Увлечение императрицы древней русской историей, как известно, реализовалось также в сочинении пьес на исторические сюжеты и в проектировании серии памятных медалей, которые должны были послужить своего рода иллюстрациями к ее «Запискам». По мнению Л. М. Гавриловой, начало работы над проектами медалей относится к 1786–1787 гг., а продолжалась она вплоть до смерти императрицы в 1796 г.[588]
Тематически проекты медалей прерываются на смерти князя Мстислава Владимировича (1132 г.), после которой, как вслед за В. Н. Татищевым утверждала Екатерина, начались междоусобицы, приведшие в конце концов к монгольскому завоеванию и захвату части русских земель литовскими князьями.
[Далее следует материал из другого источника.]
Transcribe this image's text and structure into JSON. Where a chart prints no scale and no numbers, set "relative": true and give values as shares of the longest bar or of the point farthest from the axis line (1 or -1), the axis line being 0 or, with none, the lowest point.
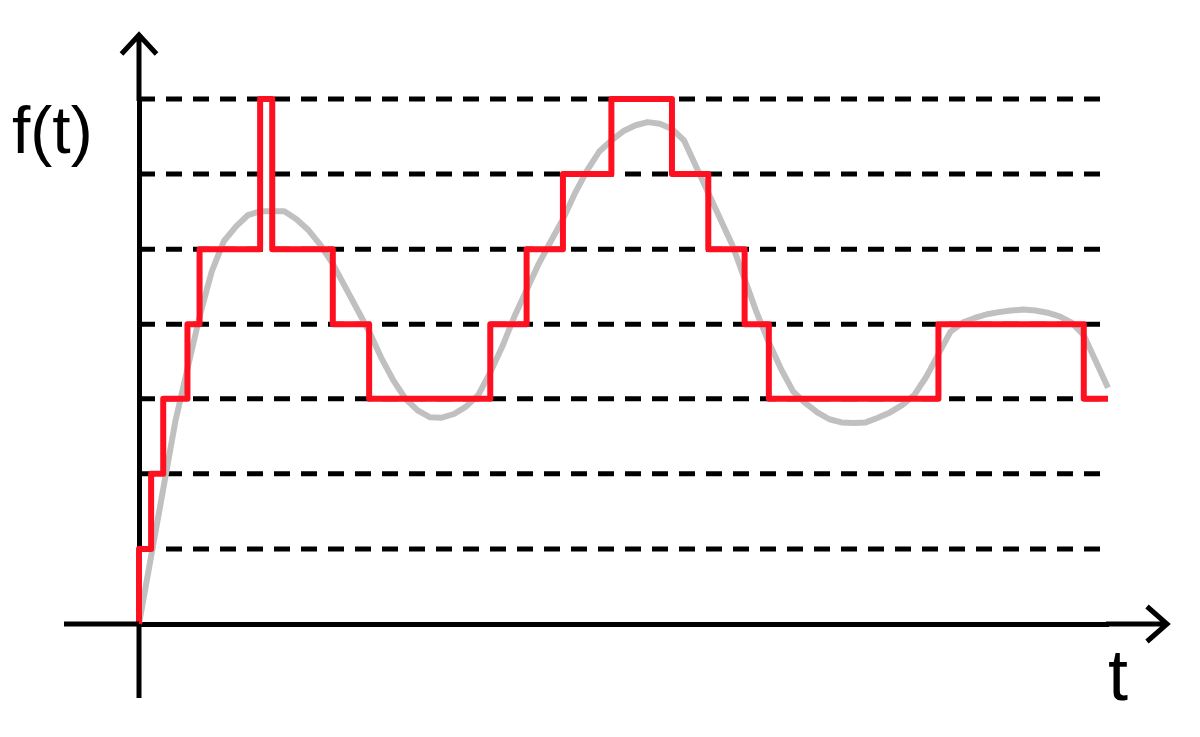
{
  "chart_data": {
    "type": "line",
    "xlabel": "t",
    "ylabel": "f(t)",
    "relative": true,
    "legend": false,
    "marker": "none",
    "categories": [
      null,
      null,
      null,
      null,
      null,
      null,
      null,
      null,
      null,
      null,
      null,
      null,
      null,
      null,
      null,
      null,
      null,
      null,
      null,
      null,
      null,
      null,
      null,
      null,
      null,
      null,
      null,
      null,
      null,
      null,
      null,
      null,
      null,
      null,
      null,
      null,
      null,
      null,
      null,
      null,
      null,
      null,
      null,
      null,
      null,
      null,
      null,
      null,
      null,
      null,
      null,
      null,
      null,
      null,
      null,
      null,
      null,
      null,
      null,
      null,
      null,
      null,
      null,
      null,
      null,
      null,
      null,
      null,
      null,
      null,
      null,
      null,
      null,
      null,
      null,
      null,
      null,
      null,
      null,
      null,
      null
    ],
    "series": [
      {
        "type": "line",
        "color": "#c0c0c0",
        "values": [
          0,
          0.129,
          0.257,
          0.386,
          0.486,
          0.586,
          0.671,
          0.729,
          0.757,
          0.779,
          0.786,
          0.786,
          0.786,
          0.771,
          0.75,
          0.721,
          0.686,
          0.643,
          0.6,
          0.557,
          0.507,
          0.464,
          0.429,
          0.407,
          0.394,
          0.393,
          0.4,
          0.414,
          0.436,
          0.479,
          0.529,
          0.586,
          0.636,
          0.686,
          0.729,
          0.771,
          0.821,
          0.864,
          0.9,
          0.921,
          0.939,
          0.95,
          0.956,
          0.953,
          0.943,
          0.921,
          0.871,
          0.821,
          0.771,
          0.721,
          0.657,
          0.593,
          0.536,
          0.486,
          0.443,
          0.421,
          0.403,
          0.39,
          0.384,
          0.383,
          0.384,
          0.393,
          0.403,
          0.417,
          0.436,
          0.471,
          0.514,
          0.557,
          0.574,
          0.583,
          0.59,
          0.594,
          0.597,
          0.599,
          0.597,
          0.593,
          0.586,
          0.574,
          0.55,
          0.5,
          0.45
        ]
      },
      {
        "type": "step",
        "color": "#ff1020",
        "values": [
          0,
          0.143,
          0.286,
          0.429,
          0.429,
          0.571,
          0.714,
          0.714,
          0.714,
          0.714,
          0.714,
          1,
          0.714,
          0.714,
          0.714,
          0.714,
          0.714,
          0.571,
          0.571,
          0.571,
          0.429,
          0.429,
          0.429,
          0.429,
          0.429,
          0.429,
          0.429,
          0.429,
          0.429,
          0.429,
          0.571,
          0.571,
          0.571,
          0.714,
          0.714,
          0.714,
          0.857,
          0.857,
          0.857,
          0.857,
          1,
          1,
          1,
          1,
          1,
          0.857,
          0.857,
          0.857,
          0.714,
          0.714,
          0.714,
          0.571,
          0.571,
          0.429,
          0.429,
          0.429,
          0.429,
          0.429,
          0.429,
          0.429,
          0.429,
          0.429,
          0.429,
          0.429,
          0.429,
          0.429,
          0.429,
          0.571,
          0.571,
          0.571,
          0.571,
          0.571,
          0.571,
          0.571,
          0.571,
          0.571,
          0.571,
          0.571,
          0.571,
          0.429,
          0.429
        ]
      }
    ],
    "ref_lines": [
      {
        "axis": "y",
        "value": 0.143,
        "color": "#000000",
        "line_style": "dashed"
      },
      {
        "axis": "y",
        "value": 0.286,
        "color": "#000000",
        "line_style": "dashed"
      },
      {
        "axis": "y",
        "value": 0.429,
        "color": "#000000",
        "line_style": "dashed"
      },
      {
        "axis": "y",
        "value": 0.571,
        "color": "#000000",
        "line_style": "dashed"
      },
      {
        "axis": "y",
        "value": 0.714,
        "color": "#000000",
        "line_style": "dashed"
      },
      {
        "axis": "y",
        "value": 0.857,
        "color": "#000000",
        "line_style": "dashed"
      },
      {
        "axis": "y",
        "value": 1,
        "color": "#000000",
        "line_style": "dashed"
      }
    ]
  }
}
Для нашей темы особое значение имеет следующее наблюдение Гавриловой: «Источниковедческий анализ проектов медалей Екатерины II свидетельствует о влиянии политических расчетов и взглядов императрицы на подбор фактов из истории России для составления на них инвенций медалей. Проекты медалей №№ 101, 102, 103, 104 выглядят собранием исторических материалов для аргументации современной политики России по разделам Польши. На основании одного исторического события, имевшего место в 981 г. и описанного В. Н. Татищевым, Екатерина II конструирует целых четыре проекта медали». Речь идет о походе Владимира Святославича и захвате ряда городов, включая Перемышль. «Создается впечатление, – продолжает исследовательница, – что Екатерина II через медали настойчиво внушает мысль о том, что многие вновь присоединенные польские земли с древних времен принадлежали России». Далее Л. М. Гаврилова цитирует вышеприведенное письмо Екатерины к Гримму от сентября 1795 г. и отмечает наличие проекта медали на основание Владимиром города Владимира на Днестре.[589]К сожалению, Л. М. Гаврилова не приводит более точных датировок названных проектов медалей (вероятно, они и невозможны), что не позволяет напрямую связать их с формированием идеологического обоснования разделов Польши через апелляцию к прошлому. Стоит обратить внимание на изданные еще в 1780 г. Санкт-Петербургской Академией наук «Топографические примечания на знатнейшие места путешествия Ее Императорского Величества в Белорусские наместничества», в составлении которых участвовал ряд известных ученых того времени, в том числе И. И. Лепехин, П. С. Паллас и др., где при описании различных белорусских городов подчеркивалась их историческая связь с Россией.[590]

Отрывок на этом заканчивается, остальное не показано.